Spirituality and Just Tuning in American Experimental Music

Spirituality and Just Tuning in American Experimental Music

That irresponsible shootings-off at the mouth are my specialty will come as no surprise to regular NewMusicBox readers. In fact, before I wrote the post you’re about to read, I’d put down a completely unwarranted excoriation of a noted conductor for his characterization of lively Beethoven tempi (in accordance with the master’s metronome markings) as “dangerous.” When it was pointed out to me by Founding Editor Frank J. Oteri that this very conductor was among the first scholars to reexamine the ramifications of Beethoven’s metronome markings, it was clear that slamming him on the historicity of his conductorial decisions was a no-go. Instead, I agreed—grudgingly—to talk about a subject I actually know a little about.

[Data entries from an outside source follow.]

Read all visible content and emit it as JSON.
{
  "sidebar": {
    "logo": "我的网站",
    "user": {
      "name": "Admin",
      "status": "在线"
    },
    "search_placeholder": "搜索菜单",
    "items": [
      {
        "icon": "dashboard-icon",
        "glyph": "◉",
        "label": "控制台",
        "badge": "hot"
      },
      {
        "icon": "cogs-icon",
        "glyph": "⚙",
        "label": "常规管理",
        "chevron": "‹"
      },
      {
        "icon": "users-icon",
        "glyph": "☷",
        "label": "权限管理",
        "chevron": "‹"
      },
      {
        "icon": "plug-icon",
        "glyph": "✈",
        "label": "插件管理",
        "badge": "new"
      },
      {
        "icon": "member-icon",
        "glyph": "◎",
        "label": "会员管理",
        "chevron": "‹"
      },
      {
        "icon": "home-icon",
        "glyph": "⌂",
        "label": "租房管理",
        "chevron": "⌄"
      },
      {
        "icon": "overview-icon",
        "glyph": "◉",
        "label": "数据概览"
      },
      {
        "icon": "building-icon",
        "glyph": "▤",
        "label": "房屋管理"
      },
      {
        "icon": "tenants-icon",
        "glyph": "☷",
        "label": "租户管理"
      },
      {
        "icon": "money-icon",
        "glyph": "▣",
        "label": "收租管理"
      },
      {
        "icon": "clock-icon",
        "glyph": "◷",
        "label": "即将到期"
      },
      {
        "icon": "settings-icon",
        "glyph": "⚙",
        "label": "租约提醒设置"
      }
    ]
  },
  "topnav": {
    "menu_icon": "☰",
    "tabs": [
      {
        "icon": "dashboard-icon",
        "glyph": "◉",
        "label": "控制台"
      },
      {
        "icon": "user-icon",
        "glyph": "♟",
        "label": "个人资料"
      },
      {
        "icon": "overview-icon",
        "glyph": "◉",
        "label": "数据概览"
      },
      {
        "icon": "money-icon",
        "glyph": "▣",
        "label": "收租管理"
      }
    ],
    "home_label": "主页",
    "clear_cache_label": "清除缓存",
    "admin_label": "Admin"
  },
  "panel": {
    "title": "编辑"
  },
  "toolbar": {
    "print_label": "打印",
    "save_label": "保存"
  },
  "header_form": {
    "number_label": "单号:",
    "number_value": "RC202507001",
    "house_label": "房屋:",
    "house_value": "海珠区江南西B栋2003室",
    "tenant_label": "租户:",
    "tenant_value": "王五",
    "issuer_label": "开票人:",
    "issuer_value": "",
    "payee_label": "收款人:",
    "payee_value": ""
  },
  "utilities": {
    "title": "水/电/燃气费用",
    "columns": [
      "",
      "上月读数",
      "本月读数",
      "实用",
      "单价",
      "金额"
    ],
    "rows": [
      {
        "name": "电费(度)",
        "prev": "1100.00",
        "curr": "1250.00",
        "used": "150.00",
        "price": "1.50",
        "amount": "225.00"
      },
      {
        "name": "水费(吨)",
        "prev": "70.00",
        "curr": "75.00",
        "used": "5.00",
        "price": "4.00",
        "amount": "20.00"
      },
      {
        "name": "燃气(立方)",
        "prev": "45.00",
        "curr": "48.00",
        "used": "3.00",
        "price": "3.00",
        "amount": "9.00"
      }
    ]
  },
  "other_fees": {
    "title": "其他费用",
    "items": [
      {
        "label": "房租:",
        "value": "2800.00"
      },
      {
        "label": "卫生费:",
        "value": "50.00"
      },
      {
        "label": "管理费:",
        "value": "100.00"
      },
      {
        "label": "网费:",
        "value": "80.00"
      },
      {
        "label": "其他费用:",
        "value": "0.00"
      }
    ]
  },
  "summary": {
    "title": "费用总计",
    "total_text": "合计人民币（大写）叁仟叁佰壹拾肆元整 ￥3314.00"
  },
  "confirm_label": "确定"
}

I spent the last few years working, on and off, on a short history of spirituality and just tuning in American Experimental music. (You can download it here.) If you’ve spent much time in the American new music community, you’ve probably encountered a stock JI enthusiast: Wild-eyed, emitting an eerie Plateau-of-Leng-type intensity, happy to expostulate at length about the merits of 13-limit scales versus 11-limit. Their unique fusion of post-Helmholtzian mad science and bright-burning conviction can be intimidating at first, but they have a passion for their craft that’s genuinely admirable—and truly rare in today’s cynical contemporary music scene. And even if you’ve never met one of these fellows personally, you’re probably familiar with the striking sound of JI music, a sensation that has, on occasion, prompted me to reevaluate some of my deepest aesthetic beliefs. Talking about pieces by the likes of Harry Partch, Ben Johnston, and La Monte Young—the three central figures in my article—does their music no justice at all; even more than most music, it has to be heard to be grasped. And what’s more striking yet (and, for someone trying to write coherently about it, more discouraging) is that, just as these composers seem sometimes to be hinting, the sound of just intervals threatens to obviate anything you could write about it. If you believe in JI even a little bit, it relegates plodding, workaday scholarship like mine to irrelevance.

My research took me in some unanticipated directions: For instance, I had to hunt around a bit for information about the USS Augusta, onetime presidential flagship, and I was called upon to investigate the circumstances of Christian missionaries in China during the early days of the 20th century. But the real joy of working on a project like this one is the opportunity to confront a concept of what music should do that differs pretty radically from my own, one whose complex and meticulous chemistry invites you into a kind of seductive utopian hallucination. Take a look at my article if you want, but whether or not you read about this branch of American music, you owe it to yourself to experience some firsthand. Maybe you’ll believe in it, or maybe you’ll just wish you could—but in either case, you’ll be richer for it.

NewMusicBox provides a space for those engaged with new music to communicate their experiences and ideas in their own words. Articles and commentary posted here reflect the viewpoints of their individual authors; their appearance on NewMusicBox does not imply endorsement by New Music USA.

2 thoughts on “Spirituality and Just Tuning in American Experimental Music

  1. pgblu

    Despite Colin’s modesty, I second the recommendation that people read this article. I find the ‘angle’ on JI and the tone of your post very thought-provoking — you don’t talk about liking the music, but more about believing in it.

    What exactly does that mean? Can one disbelieve in a piece of music? What leap of ‘faith’ does JI demand of its listener?

    From a perspective of pragmatism, JI certainly requires a leap of faith, that is, one must be convinced enough that JI is worthwhile to take the extra step of e.g., moving all the frets on one’s guitar, learning a new and not-yet-standardized notational scheme, learning to hear strange new pitches and intone them correctly, or even going so far as to build new instruments.

    But from a JI enthusiasts perspective, it’s equal temperament that requires a leap of faith, namely faith that a third that’s 400 cents wide will be heard as a just major third even though it’s too big, or as a great major third even though it’s waaay too small.

    When 11th- to 15th-century types talked about the inherent, ineradicable imperfections of tuning, they too explicitly gave it a spiritual dimension, didn’t they? That’s the basis for distinguishing between musica mundana and musica celestialis and similar dichotomies. The “wolf” is analogous to original sin, and equal temperament is the unspeakably profane attempt to sweep that wolf under the carpet.

    Pardon the mixed metaphor, eh?

    Reply
  2. danvisconti

    Great article, Colin! I’ll echo pgblu’s comments, especially in that you succeeded in really making me understand something of what it feels like to be a JI enthusiast. That’s an element I’ve found lacking in the (admittedly) small amount of literature I’ve encountered on the subject.